Note: Americans also use potato chips and cereal as a coating for chicken or pork. Bring some to your next NATO potluck!
Shake N Bake
‘Original’ chicken. Meditate on that phrase.
If
you grew up in a household where your parents both worked and didn’t
have time to make potato-chip or cereal-encrusted chicken, they could
always rely on Shake N Bake. Shake N Bake was basically salt added to
bread crumbs, to which was added more salt. Busy parents could use this
to coat any pound of theretofore frozen processed protein products. Also
it came in BBQ flavor. ‘Muricka!
Rocky Mountain Oysters
Do
not be fooled by the name. As the Rocky Mountains are landlocked and do
not sustain any bodies of water that could sustain shellfish, these are
not oysters.
Gentle readers, they are
bull testicles. Given Americans’ penchant for deep-frying anything they
can get their hands on, they are generally served breaded and dipped.
High in protein?
I
am not casting aspersions on Rocky Mountain Oysters, since I’ve never
tried them.
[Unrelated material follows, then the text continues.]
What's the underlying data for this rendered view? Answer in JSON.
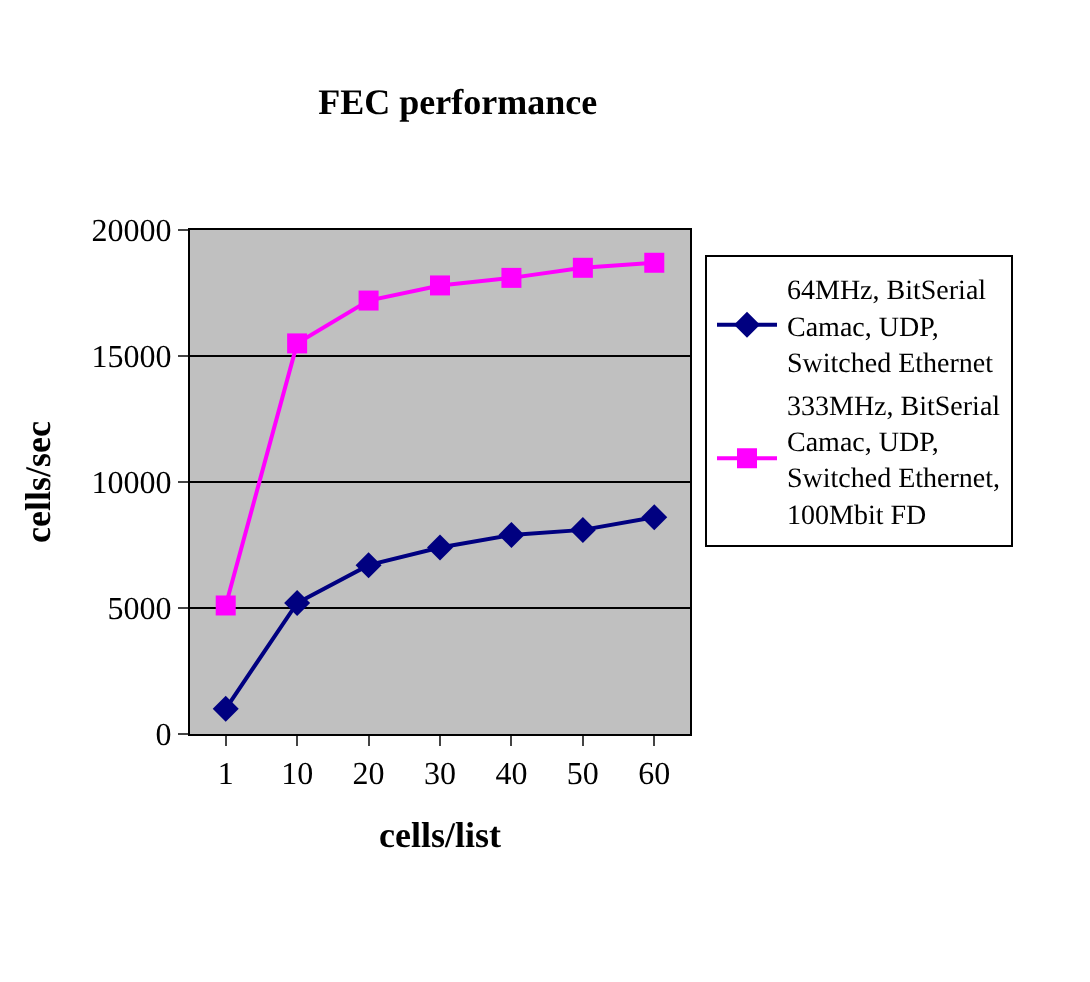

I’m just saying they’re fried bull testicles.
Jell-O Salad
Kill it with fire
This is a Jell-O salad.
It
is a combination of a package of Jell-O, fruit, colored marshmallows,
cream cheese, cottage cheese, and, in more severe cases, meat and
vegetables. It should only be used as a Bat signal to summon all the
1950s housewives in Gotham City. If not needed for that purpose, take it
far away from your house, bury it, and sprinkle the ground with holy
water.
Dear Russians: I hope this has been a helpful field guide through the weird and wonderful world of bizarre American foods. Contact Buzzfeed to share your own videos and don’t forget to mention that you live in a Stalinist dictatorship devoid of Velveeta! The horror!